For those interested in the history of biogeography, particularly as it pertains to the establishment of current practices I would suggest reading Heads, 2014. Biogeography by revelation: investigating a world shaped by miracles. Australian Systematic Botany, 2014, 27, 282-304. This article provides an outline of how both the development and constitution of modern biogeography is widely based on the development of a mythology as exemplified by De Queiroz's recent book.
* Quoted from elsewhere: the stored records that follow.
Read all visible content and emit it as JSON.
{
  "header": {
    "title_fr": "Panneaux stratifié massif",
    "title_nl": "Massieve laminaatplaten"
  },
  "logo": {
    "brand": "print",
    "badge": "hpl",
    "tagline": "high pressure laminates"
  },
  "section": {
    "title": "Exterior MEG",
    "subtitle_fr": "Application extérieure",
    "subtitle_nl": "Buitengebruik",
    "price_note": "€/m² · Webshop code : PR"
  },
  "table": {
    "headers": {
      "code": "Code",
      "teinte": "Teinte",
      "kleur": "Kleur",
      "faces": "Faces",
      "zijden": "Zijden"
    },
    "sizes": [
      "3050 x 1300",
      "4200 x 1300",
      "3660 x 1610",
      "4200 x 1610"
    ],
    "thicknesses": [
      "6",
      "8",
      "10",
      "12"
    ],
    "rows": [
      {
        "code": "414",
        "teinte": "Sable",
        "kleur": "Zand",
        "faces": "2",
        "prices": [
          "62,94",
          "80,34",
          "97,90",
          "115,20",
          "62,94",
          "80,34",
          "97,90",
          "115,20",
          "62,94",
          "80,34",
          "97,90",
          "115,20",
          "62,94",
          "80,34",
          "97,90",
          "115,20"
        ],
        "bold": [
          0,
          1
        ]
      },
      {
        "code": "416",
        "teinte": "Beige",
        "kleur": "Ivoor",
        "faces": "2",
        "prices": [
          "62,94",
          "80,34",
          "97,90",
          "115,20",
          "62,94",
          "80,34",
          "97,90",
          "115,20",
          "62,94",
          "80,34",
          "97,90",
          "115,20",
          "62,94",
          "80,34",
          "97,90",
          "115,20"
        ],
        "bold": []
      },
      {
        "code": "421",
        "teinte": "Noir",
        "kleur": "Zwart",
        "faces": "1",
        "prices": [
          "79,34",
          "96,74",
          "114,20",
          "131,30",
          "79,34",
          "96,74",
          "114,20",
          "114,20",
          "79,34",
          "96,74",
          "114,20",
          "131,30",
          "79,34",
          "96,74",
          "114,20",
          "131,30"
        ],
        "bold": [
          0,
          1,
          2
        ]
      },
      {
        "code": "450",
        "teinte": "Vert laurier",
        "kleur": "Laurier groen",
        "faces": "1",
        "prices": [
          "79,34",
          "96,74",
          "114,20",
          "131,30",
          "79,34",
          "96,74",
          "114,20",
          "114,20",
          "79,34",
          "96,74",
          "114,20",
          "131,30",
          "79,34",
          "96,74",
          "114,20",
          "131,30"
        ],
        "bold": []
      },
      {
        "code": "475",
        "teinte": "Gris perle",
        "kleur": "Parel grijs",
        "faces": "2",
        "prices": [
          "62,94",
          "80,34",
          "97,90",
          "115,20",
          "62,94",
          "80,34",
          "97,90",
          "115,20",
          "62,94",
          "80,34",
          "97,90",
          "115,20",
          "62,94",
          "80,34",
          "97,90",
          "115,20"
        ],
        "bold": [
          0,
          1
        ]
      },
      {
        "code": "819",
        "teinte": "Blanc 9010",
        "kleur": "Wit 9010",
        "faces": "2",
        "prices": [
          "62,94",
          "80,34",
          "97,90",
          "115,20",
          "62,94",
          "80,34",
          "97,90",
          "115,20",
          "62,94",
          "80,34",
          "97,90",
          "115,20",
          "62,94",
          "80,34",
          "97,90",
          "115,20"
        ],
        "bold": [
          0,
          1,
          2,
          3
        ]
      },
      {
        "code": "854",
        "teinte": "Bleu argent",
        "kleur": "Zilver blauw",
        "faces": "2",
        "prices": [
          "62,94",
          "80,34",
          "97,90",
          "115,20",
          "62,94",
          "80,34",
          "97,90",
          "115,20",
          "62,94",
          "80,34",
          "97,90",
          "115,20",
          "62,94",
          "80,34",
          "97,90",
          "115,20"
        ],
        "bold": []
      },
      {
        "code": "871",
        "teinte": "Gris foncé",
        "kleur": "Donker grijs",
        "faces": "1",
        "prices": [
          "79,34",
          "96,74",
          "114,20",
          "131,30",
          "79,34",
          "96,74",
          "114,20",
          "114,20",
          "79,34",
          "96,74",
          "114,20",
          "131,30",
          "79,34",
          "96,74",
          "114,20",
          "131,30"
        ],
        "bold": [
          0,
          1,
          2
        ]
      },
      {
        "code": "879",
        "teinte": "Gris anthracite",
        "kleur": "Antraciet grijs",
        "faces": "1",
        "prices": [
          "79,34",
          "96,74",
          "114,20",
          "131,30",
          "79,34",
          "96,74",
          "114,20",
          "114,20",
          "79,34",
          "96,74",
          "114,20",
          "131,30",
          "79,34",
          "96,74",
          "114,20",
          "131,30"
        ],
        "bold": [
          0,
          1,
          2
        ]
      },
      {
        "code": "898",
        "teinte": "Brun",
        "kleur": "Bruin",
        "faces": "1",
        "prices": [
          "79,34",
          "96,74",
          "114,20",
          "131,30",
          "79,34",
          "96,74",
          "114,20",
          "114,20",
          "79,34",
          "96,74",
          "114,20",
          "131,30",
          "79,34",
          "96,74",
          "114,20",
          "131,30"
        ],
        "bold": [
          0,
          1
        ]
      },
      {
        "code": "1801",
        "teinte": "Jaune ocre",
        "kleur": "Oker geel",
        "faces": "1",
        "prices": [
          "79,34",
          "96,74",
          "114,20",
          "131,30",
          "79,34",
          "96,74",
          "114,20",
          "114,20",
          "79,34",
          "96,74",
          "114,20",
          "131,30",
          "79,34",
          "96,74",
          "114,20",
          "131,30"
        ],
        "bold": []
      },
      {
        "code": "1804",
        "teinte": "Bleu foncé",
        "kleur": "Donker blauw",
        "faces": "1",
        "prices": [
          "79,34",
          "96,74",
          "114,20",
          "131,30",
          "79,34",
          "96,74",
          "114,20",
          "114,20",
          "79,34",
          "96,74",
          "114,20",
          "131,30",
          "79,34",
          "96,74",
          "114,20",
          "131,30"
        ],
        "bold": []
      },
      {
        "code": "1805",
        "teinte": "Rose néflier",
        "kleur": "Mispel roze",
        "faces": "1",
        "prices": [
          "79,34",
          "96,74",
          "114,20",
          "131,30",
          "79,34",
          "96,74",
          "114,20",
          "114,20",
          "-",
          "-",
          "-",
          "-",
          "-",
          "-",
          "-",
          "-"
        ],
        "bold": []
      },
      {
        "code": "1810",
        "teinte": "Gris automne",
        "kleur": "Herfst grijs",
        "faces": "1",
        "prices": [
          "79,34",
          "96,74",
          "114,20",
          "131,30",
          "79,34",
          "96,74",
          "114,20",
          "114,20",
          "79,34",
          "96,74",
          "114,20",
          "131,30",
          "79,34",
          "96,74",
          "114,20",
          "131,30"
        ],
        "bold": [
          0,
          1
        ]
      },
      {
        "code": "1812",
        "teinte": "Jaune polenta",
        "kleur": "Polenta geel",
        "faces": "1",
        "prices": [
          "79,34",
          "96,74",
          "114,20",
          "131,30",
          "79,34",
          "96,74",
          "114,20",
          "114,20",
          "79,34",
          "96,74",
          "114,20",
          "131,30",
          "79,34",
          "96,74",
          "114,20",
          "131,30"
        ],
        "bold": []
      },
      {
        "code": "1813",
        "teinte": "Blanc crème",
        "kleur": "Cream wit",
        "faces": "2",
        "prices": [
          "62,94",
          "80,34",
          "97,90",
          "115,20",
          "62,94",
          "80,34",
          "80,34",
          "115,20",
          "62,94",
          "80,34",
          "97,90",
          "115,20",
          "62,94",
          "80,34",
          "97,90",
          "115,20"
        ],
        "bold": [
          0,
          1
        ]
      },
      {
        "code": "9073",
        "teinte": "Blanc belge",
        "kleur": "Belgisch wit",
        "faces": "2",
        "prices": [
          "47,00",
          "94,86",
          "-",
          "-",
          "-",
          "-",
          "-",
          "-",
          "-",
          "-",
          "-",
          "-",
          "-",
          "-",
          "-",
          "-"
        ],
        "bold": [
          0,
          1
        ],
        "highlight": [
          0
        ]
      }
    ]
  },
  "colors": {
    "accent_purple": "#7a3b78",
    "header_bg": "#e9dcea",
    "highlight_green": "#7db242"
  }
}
In this article Heads outlines and falsifies seven principle myths that are widely accepted as real by dispersalist biogeographers. Hopefully there are at least some students reading this posting who are willing to take a critical look for themselves rather than just parrot what they have heard:
1. The myth that panbiogeography ignores critical evidence
2. The myth that vicariance theory was dominant in the 1970s-1990s
3. The myth that fossils and fossil-calibrated molecular clocks provide maximum possible ages of clades
4. The myth that vicariance theory rejects the fossil record and clock dates
5. The myth that DNA sequences "reveal" long-distance dispersal
6. The myth that distribution is chaotic
7. The myth that chance dispersal can generate repeated patterns

Heads' article also provides a commentary on the islands of Sao Tome and Principe in relation to their tectonic context (and implications for their amphibians), and the islands of Madagascar, Seychelles, and New Zealand (including the Chatham Islands and Hikurangi Plateau), New Caledonia, and Hawaiian Islands, Norfolk Island, Falkland Islands, and "Fernando de Noronha".